As a separate matter, the government-provided Parts A & B are far short of a complete medical insurance plan. You can easily find yourself with many thousands of dollars of medical bills after A & B get done paying all they will.
The usual solution to that is a “Medicare supplement” plan, often called a “medigap” plan since it fills in the many gaps in Medicare’s coverage. These are offered by various commercial insurers. These pick up where A & B (& D) leave off. The details vary by state, but all the various types of plans have the same coverage from each insurer by law, then each insurer adds a bit of their own secret sauce on top as a marketing gimmick. Which makes choosing the “best” plan hard.
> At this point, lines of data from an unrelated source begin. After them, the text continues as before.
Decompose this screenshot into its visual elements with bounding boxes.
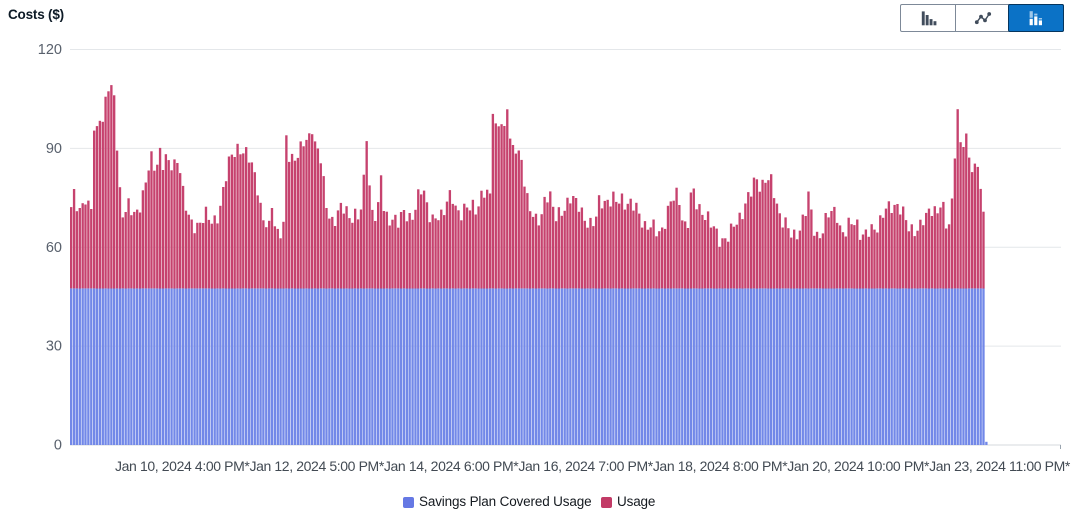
svg-text:30: 30 bbox=[46, 339, 62, 355]
svg-text:60: 60 bbox=[46, 240, 62, 256]
svg-text:0: 0 bbox=[54, 438, 62, 454]
svg-text:120: 120 bbox=[38, 42, 62, 58]
svg-text:90: 90 bbox=[46, 141, 62, 157]
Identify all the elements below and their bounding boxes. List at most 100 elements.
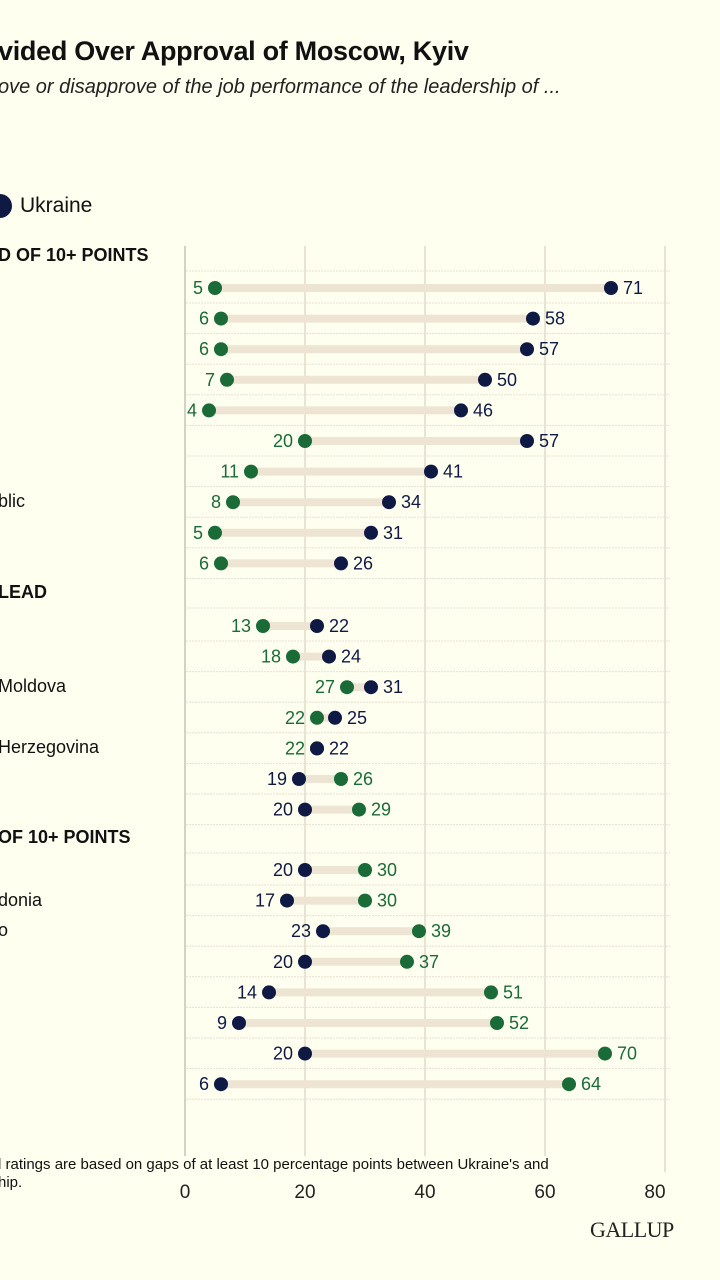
green-dot-icon — [490, 1016, 504, 1030]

It’s beyond the scope of this post to explain that in detail, but if you’ve had comprehensive medical insurance with your wife’s job, you won’t have that any more. To the degree this is news to you, you’ve got some studying to do.
This figure is not typical for me. This year my wife and I each paid 36 bucks for the year in premiums. Then we pay 3 bucks per month per prescription. Between us we have six prescriptions; that’s 18 dollars a month, or 216 dollars, plus the 72 dollars in premiums, for a total of 288 bucks for the year. That’s a lot less than 720 dollars for the year.
Obviously, the plans/costs will be different depending on your location and your prescriptions.